La cour d’appel ayant accueilli le recours subrogatoire, le mineur fautif s’est pourvu en cassation estimant que la responsabilité des parents du fait de leur enfant mineur faisait obstacle à ce que celui-ci soit personnellement tenu à indemniser la victime.
La Cour de cassation écarte l’argument à travers un attendu de principe sans ambiguïté.
Elle énonce que « la condamnation des père et mère sur le fondement de l’article 1384, alinéa 4, du code civil ne fait pas obstacle à la condamnation personnelle du mineur sur le fondement de l’article 1382 ». Poursuivant, elle précise que « la minorité [de l’auteur] ne fait pas obstacle à sa condamnation à indemniser la victime pour le dommage qu’elle a subi à la suite de sa faute et qu’il doit l’être in solidum avec ses parents ».
Ainsi les Hauts magistrats refusent d’accorder au mineur une immunité civile équivalente à celle dont dispose le préposé sur le fondement de l’article 1384, alinéa 5, du Code civil, lorsqu’il a agi dans les limites de sa mission (Ass. plén. 25 févr. 2000).
La décision est conforme à la position de la chambre criminelle qui « admet de façon constante que cette action civile peut être dirigée non seulement contre l’enfant lui-même sur le fondement de l’article 1382, mais aussi contre ses parents en application de l’article 1384, alinéa 4 » (v.
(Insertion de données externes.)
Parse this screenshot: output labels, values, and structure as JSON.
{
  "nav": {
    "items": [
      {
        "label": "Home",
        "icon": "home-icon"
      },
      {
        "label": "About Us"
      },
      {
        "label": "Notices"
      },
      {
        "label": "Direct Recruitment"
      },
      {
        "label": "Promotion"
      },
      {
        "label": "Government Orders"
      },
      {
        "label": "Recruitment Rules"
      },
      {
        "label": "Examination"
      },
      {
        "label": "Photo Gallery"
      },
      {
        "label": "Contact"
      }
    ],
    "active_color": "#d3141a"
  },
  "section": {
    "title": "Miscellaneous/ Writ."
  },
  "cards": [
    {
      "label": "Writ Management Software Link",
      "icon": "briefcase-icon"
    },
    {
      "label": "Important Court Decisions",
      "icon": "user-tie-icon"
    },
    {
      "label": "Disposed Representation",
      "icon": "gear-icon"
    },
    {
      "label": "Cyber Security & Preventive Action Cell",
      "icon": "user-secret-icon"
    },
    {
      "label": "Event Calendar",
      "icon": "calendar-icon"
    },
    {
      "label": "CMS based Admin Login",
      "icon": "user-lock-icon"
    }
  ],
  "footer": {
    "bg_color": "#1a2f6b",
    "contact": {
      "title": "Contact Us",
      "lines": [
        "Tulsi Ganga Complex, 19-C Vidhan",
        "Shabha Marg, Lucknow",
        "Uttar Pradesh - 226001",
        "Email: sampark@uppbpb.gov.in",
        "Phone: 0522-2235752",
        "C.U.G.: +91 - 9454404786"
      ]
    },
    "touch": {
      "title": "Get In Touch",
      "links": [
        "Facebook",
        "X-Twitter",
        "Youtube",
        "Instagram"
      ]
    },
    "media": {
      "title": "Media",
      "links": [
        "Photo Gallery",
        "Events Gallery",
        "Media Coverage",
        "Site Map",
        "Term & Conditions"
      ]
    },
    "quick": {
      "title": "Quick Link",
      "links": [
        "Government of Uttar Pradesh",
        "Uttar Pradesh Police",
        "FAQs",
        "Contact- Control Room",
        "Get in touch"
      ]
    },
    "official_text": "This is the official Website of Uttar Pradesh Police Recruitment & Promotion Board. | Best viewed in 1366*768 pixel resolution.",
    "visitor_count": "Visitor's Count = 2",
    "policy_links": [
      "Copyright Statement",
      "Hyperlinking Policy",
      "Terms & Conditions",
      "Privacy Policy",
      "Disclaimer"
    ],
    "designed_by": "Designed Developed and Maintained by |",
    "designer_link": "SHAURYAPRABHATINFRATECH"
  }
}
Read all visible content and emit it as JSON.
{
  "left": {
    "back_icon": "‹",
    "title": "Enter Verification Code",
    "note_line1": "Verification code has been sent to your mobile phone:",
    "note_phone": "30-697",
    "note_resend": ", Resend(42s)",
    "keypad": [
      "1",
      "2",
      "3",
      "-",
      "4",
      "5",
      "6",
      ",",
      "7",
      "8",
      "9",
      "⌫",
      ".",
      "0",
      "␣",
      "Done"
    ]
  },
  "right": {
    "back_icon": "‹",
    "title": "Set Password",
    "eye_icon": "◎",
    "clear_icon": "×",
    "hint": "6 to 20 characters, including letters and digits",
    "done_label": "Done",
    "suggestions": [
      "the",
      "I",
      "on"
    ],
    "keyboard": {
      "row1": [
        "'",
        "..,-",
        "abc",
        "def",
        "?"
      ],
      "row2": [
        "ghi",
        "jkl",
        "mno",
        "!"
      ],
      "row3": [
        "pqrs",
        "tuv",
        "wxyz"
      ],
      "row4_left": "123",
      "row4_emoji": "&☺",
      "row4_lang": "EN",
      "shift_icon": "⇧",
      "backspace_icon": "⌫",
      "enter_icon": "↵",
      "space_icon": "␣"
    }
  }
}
G. Viney et P. Jourdain).
Civ. 2e, 11 sept. 2014, n°13-16.897
Références
■ Crim. 29 avr. 2014, n° 13-84.207, D. 2014. 1620, note L. Perdrix.
■ Ass. plén. 9 mai 1984, n°80-93.481.
■ Ass. plén. 25 févr. 2000, n° 97-17.378, RTD civ. 2000. 582, note P. Jourdain.
■ Code civil
« Tout fait quelconque de l'homme, qui cause à autrui un dommage, oblige celui par la faute duquel il est arrivé à le réparer. »
« On est responsable non seulement du dommage que l'on cause par son propre fait, mais encore de celui qui est causé par le fait des personnes dont on doit répondre, ou des choses que l'on a sous sa garde.
Toutefois, celui qui détient, à un titre quelconque, tout ou partie de l'immeuble ou des biens mobiliers dans lesquels un incendie a pris naissance ne sera responsable, vis-à-vis des tiers, des dommages causés par cet incendie que s'il est prouvé qu'il doit être attribué à sa faute ou à la faute des personnes dont il est responsable.
Cette disposition ne s'applique pas aux rapports entre propriétaires et locataires, qui demeurent régis par les articles 1733 et 1734 du code civil.
Le père et la mère, en tant qu'ils exercent l'autorité parentale, sont solidairement responsables du dommage causé par leurs enfants mineurs habitant avec eux.
Les maîtres et les commettants, du dommage causé par leurs domestiques et préposés dans les fonctions auxquelles ils les ont employés ;
Les instituteurs et les artisans, du dommage causé par leurs élèves et apprentis pendant le temps qu'ils sont sous leur surveillance.
La responsabilité ci-dessus a lieu, à moins que les père et mère et les artisans ne prouvent qu'ils n'ont pu empêcher le fait qui donne lieu à cette responsabilité.
En ce qui concerne les instituteurs, les fautes, imprudences ou négligences invoquées contre eux comme ayant causé le fait dommageable, devront être prouvées, conformément au droit commun, par le demandeur, à l'instance. »
■ G. Viney et P. Jourdain, Traité de droit civil, les conditions de la responsabilité civile, 2e, éd., LGDJ, 1998, p.1008.